Le droit effectif à l’éducation : Une nécessité pour le développement socio-économique d’Haïti

Eduquer son peuple est le premier devoir de tout État responsable voulant atteindre un certain progrès technique et scientifique, car l’éducation élève l’homme à la dignité de son être, dit-on,  et lui permet de s’assumer et de travailler au bien-être du collectif auquel il appartient.  La mission première de l’éducation est de rendre libre afin que, utilisant son potentiel intellectuel au maximum, il oriente sa vie et celle de sa communauté vers les sommets les plus hauts (J-B Aristide : 1999). Pour Edouard Francisque, un pays qui ne sait pas lire est une pépinière où poussent des semences sauvages qui étouffent la promesse des moissons. De plus, le capital humain constitue  la meilleure ressource  de tout pays. Mais un pays dont une bonne partie des citoyens n’a pas accès à l’éducation voire à une éducation de qualité se prive aujourd’hui de l’essentiel de son progrès. En effet, la question de l’accès à l’éducation et à l’information est au cœur de toute démarche socialement inclusive (Sabine Manigat : 2010).  
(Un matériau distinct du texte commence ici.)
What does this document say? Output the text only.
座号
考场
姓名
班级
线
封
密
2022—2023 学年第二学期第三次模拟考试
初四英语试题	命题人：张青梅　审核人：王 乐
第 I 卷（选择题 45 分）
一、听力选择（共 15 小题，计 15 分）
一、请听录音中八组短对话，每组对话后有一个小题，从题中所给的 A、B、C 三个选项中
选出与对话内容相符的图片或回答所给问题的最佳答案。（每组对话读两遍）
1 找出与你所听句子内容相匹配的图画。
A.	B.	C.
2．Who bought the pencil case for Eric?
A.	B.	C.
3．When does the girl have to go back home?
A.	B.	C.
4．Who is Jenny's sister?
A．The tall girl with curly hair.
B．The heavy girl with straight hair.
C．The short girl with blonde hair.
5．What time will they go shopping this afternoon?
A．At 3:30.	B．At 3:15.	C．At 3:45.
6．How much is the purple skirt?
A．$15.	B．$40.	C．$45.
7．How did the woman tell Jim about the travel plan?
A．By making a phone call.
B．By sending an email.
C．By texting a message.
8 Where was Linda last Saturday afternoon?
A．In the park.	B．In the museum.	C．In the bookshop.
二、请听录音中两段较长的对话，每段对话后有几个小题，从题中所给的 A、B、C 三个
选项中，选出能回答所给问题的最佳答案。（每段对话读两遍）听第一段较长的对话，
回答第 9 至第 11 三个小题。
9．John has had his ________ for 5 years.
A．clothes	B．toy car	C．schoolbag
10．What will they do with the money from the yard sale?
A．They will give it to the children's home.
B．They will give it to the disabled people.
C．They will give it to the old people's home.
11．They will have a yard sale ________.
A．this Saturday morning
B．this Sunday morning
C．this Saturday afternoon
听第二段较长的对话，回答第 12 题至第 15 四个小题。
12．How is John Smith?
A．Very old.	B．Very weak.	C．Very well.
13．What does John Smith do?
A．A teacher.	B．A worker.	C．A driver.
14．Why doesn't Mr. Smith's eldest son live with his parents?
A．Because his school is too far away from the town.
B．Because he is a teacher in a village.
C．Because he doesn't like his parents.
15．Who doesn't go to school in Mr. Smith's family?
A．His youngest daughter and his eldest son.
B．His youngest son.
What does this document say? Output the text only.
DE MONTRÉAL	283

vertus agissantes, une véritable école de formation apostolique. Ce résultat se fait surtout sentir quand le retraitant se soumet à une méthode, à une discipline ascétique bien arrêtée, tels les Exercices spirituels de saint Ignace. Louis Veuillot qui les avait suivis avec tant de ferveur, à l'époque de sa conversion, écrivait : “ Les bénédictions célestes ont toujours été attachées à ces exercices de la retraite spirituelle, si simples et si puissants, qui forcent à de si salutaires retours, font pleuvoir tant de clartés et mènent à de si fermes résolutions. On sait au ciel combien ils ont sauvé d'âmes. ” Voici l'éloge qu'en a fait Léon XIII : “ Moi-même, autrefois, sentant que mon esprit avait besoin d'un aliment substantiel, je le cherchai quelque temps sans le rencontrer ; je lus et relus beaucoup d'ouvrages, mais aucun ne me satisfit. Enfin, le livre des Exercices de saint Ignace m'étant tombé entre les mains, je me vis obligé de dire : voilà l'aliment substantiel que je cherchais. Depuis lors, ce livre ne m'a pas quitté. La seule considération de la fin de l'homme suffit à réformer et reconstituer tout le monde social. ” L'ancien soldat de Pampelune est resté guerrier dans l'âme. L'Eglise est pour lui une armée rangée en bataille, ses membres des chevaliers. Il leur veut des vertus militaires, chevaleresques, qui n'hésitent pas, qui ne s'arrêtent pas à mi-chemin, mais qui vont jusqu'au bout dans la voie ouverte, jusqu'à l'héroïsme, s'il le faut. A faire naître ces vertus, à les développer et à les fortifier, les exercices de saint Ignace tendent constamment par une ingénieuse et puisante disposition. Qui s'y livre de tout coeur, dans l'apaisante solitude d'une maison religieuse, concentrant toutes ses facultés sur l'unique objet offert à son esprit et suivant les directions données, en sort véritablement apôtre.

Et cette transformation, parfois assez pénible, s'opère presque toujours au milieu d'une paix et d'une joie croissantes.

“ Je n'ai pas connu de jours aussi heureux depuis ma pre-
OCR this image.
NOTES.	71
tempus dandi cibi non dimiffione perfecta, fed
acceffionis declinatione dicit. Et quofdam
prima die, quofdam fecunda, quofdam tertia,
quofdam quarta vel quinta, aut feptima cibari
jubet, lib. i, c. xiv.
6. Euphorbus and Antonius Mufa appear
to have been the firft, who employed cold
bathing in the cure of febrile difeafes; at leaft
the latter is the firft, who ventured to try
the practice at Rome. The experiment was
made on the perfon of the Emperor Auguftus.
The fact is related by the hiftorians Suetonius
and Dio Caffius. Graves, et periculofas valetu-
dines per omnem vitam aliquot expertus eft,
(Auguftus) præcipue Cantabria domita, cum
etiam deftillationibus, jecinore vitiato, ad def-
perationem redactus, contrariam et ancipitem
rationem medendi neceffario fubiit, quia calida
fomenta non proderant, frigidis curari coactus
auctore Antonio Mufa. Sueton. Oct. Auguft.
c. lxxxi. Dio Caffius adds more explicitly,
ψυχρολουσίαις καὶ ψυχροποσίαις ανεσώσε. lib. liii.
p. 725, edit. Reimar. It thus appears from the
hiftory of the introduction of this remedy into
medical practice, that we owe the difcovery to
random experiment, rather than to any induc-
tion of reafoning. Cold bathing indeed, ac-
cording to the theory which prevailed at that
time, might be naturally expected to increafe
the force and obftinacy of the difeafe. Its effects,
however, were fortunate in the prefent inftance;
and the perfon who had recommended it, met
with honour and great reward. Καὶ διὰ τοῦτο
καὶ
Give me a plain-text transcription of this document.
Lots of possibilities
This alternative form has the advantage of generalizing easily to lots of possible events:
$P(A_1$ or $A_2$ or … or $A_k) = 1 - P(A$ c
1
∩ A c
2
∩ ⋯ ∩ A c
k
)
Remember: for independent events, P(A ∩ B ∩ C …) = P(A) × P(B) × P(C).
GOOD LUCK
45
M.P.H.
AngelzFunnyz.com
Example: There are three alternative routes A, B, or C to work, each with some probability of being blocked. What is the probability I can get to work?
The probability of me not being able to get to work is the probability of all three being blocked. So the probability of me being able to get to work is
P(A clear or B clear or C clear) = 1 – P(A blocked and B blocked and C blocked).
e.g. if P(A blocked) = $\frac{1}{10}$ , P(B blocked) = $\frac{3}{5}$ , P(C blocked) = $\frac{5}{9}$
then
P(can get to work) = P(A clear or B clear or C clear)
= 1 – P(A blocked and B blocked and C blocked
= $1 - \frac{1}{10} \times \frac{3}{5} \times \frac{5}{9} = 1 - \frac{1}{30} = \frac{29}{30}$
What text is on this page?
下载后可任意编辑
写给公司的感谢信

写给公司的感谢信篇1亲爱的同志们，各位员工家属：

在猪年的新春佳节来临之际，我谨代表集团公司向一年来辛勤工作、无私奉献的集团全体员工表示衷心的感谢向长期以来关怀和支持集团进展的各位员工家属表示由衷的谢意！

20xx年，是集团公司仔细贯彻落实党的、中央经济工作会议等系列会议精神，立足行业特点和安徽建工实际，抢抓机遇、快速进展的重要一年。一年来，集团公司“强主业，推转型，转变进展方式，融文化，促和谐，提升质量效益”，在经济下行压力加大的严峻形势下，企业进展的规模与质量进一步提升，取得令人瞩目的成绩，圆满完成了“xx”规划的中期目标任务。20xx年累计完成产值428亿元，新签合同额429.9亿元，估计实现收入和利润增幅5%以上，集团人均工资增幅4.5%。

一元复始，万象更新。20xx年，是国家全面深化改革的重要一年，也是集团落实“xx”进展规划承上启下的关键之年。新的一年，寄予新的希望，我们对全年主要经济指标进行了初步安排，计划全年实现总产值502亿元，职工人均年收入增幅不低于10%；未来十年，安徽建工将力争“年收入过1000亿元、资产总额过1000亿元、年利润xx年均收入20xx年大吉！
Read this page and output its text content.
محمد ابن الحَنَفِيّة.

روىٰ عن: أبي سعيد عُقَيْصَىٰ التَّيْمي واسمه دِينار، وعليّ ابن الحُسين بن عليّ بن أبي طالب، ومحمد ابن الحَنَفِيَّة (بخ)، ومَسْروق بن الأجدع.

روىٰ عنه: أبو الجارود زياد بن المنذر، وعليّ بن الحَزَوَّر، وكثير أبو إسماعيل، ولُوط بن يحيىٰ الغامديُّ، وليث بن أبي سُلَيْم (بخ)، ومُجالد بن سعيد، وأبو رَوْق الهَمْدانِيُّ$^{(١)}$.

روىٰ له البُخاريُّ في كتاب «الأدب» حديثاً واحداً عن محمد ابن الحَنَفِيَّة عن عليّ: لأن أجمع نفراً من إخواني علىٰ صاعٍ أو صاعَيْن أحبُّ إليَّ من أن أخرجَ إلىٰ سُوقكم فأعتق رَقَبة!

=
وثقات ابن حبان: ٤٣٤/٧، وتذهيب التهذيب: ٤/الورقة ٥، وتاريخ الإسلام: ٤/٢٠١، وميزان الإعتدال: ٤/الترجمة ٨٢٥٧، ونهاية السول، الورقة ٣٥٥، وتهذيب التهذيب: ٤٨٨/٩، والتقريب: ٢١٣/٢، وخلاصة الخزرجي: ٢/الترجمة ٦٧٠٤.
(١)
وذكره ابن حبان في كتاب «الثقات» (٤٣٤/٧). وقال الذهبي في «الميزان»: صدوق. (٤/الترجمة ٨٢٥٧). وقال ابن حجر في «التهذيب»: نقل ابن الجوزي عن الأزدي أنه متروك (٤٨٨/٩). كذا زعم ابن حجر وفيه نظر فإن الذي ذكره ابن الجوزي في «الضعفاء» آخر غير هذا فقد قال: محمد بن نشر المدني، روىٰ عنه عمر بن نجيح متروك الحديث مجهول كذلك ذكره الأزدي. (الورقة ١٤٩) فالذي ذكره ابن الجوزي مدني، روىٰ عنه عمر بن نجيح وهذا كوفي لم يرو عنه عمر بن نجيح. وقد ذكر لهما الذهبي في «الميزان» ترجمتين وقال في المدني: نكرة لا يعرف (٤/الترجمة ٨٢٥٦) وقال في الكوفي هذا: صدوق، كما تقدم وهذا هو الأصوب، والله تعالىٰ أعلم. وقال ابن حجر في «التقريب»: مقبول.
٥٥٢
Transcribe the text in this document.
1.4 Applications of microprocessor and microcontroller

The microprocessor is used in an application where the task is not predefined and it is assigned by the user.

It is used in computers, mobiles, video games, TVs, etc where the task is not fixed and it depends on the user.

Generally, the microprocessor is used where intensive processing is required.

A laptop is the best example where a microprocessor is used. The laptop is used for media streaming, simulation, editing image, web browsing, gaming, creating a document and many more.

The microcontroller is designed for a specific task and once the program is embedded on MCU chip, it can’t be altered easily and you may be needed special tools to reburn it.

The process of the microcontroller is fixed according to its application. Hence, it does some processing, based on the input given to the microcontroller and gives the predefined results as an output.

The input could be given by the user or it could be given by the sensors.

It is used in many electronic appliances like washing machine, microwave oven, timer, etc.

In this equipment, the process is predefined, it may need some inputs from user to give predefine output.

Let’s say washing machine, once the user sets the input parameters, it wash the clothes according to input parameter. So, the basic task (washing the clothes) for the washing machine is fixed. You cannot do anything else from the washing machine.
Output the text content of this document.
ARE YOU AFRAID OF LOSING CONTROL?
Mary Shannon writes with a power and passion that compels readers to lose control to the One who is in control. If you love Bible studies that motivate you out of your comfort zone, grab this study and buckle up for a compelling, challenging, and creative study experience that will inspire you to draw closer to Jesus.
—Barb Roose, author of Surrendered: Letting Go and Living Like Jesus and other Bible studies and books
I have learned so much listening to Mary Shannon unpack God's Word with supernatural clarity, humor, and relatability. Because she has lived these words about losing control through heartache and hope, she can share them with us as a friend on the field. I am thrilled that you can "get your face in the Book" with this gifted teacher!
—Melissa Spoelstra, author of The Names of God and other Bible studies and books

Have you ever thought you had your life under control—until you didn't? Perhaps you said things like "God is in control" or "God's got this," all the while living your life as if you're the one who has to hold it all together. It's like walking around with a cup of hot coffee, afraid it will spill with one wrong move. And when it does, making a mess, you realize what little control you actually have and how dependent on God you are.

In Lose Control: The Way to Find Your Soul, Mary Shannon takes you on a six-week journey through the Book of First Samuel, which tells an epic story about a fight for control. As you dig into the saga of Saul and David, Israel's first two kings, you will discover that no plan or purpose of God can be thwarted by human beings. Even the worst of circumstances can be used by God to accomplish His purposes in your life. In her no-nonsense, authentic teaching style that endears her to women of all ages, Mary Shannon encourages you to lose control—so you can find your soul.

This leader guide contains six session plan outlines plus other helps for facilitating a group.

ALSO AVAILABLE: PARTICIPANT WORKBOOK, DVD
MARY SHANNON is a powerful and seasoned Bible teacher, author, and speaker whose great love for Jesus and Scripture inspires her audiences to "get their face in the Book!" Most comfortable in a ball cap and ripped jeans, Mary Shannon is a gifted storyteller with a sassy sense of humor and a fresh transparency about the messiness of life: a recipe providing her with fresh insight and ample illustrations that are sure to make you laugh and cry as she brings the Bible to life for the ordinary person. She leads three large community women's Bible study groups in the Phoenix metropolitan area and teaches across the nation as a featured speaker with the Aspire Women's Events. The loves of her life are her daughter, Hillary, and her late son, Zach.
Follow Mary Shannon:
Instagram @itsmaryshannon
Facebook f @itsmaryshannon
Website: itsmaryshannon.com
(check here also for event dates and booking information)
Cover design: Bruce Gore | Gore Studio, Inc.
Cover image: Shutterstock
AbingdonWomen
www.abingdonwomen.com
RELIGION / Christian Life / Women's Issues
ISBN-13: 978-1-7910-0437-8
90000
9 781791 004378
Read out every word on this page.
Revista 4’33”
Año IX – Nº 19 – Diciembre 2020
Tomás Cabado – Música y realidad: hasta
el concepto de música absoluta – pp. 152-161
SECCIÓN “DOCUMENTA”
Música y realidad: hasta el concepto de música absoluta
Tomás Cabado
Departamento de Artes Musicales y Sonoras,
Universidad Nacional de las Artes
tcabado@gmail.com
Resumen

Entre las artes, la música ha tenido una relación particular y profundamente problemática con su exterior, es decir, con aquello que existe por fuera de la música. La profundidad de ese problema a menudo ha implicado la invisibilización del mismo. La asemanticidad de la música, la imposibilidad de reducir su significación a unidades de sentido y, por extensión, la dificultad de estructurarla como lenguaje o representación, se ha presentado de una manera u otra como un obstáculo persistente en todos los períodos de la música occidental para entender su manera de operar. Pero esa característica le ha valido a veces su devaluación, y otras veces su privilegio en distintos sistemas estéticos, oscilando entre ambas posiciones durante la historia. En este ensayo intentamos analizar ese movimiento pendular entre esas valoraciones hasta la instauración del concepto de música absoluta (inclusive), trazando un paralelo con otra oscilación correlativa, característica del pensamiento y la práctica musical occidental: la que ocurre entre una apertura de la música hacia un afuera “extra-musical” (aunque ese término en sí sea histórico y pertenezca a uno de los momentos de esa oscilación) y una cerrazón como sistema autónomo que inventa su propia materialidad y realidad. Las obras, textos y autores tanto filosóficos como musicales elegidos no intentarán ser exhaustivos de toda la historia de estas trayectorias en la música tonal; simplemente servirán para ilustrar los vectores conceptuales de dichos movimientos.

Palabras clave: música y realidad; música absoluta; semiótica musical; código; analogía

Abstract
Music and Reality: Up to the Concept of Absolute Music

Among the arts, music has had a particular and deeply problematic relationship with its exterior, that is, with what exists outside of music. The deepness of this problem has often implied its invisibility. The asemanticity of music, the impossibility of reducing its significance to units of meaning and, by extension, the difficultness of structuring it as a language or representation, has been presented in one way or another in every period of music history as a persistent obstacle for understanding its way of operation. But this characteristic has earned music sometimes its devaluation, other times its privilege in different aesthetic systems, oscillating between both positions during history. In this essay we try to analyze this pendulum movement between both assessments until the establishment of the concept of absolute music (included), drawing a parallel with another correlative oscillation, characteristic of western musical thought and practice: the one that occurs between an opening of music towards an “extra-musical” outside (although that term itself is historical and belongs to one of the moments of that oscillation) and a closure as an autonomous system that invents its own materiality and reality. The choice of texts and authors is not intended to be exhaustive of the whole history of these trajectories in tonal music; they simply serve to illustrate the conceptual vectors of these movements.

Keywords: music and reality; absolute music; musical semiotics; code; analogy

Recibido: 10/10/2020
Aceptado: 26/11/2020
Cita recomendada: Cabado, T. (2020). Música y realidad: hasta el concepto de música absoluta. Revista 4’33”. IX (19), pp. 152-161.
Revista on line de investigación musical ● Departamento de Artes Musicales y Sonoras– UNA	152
L’éducation des citoyen-s-nes permet l’exercice d’une citoyenneté éclairée et le développement d’une attitude citoyenne au quotidien (Josué Mérilien : 2018). En effet, sans éducation, la notion de citoyenneté est vide de contenu (J-B Aristide : Op.cit.). L’alphabétisation de masse, le développement de l’enseignement supérieur et de la formation scientifique ont été à la base du progrès de toutes les sociétés humaines (FRED DOURA : 2001). C’est en ce sens que les pays développés et émergents ont cru bon d’investir dans l’éducation et de faciliter un égal accès à l’éducation à tous en vue de constituer un capital humain compétitif pouvant leur permettre d’attirer des investissements étrangers et de sortir leur pays dans le bourbier du sous-développement ou rester au premier rang de l’économie mondiale. Les résultats dans les deux cas sur le développement économique sont visibles et les expériences de ces pays peuvent être servies de modèle pour les pays en voie de développement (FRED DOURA : Ibid.).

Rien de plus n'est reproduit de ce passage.